Can you run Nvidia GPU workloads on FCOS?

Yes it is possible using Nvidia’s container toolkit and their driver container.

This is not trivial however as FedoraCoreOS is not one of the supported platforms.

Since the Nvidia driver container image is kernel specific there is also a degree of risk when leaning into the OS auto-update model. You can of course defer OS updates to mitigate this.

Below I reference forks of the Nvidia projects that can be used as a reference point if you want to schedule GPU workloads successfully. As of the time of writing they are being used successfully to run GPU workloads on the most recent versions of next, testing and stable.

The driver container project fork automatically rebuilds images for the three FOCS streams daily and makes them available in the project’s in-built public gitlab docker registry.

NVIDIA_DRIVER_VERSION=470.82.00 # Current minimum for latest version of all streams.
FEDORA_VERSION_ID=$(cat /etc/os-release | grep VERSION_ID | cut -d = -f2)
FEDORA_KERNEL_VERSION=$(uname -r)
docker pull registry.gitlab.com/container-toolkit-fcos/driver:${NVIDIA_DRIVER_VERSION}-fedora${FEDORA_VERSION_ID}-${FEDORA_KERNEL_VERSION}

The container runtime project fork (together with additional supporting project forks) builds a series of rpms that can be layered via rpm-ostree at the command line or preferably via systemd. It auto-publishes a GitLab page that has a sample ignition example here.

Hopefully these may be of use to someone starting down the path of scheduling GPU workloads on their FedoraCoreOS-based infrastructure.

1 Like

Note that the driver project now publishes to dockerhub (benefiting from security scanning) and the supported GPU driver versions have moved forward across all streams. The CICD now pre-compiles kernel modules storing them in the kernel-specific images for faster startup.

The container-toolkit fork has also been brought up to v1.9.0 which means cgroup2 support.

Container-toolkit fork has been brought up to v1.10.0 and x86 fedora37 artifacts are now produced and validated. aarch64 artifacts also produced but not validated.

Meanwhile the upstream NVIDIA driver project has accepted a pull request that means it now builds a fedora driver container image (not yet published to NCR but available in their GitLab repo), and work seems afoot to support fedora in the container-toolkit (fedora35 artifacts added in v1.11.0+).

Currently the most up to date NVIDIA drivers, e.g. 515.65.01, will only install/run successfully up until Fedora37 kernel 5.19.16. From a FedoraCoreOS perspective this luckily means an OS version which includes fixes for the OpenSSL 3.0 vulnerability.

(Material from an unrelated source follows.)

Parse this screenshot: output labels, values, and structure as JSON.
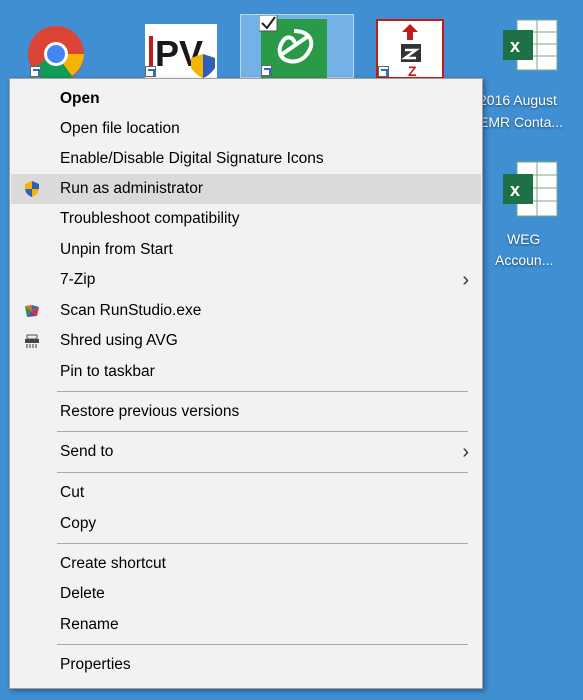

Subsequent 6.x kernels fail on kernel header pre-compilation. There seem to be plenty of issues with 6.x kernels referenced on NVIDIA user forums albeit for non-datacenter-based GPUs.

I clicked the link Fifo Phonics / container-toolkit · GitLab
but the web server returned a web page with the text “404 Page Not Found”

Sorry. A better link.

Newest NVIDIA data center drivers, e.g. 470.161.03 510.108.03 515.86.01, address compilation issues on 6.x kernels across all current FCOS streams.

A few notes:

  • Published docker image tags now convergent with those required by NVIDIA Container Operator.
  • Additional kernel-specific docker image tags (not NCO convergent) contain pre-compiled kernel headers for faster startup.
  • 525 driver now produced and running fine on latest FCOS streams.
  • Since kernel 6.1.x it seems that it is necessary to manually load the video kernel module (modprobe video) or symbol lookup failures occur at driver container runtime. Recommended systemd unit updated accordingly in documentation.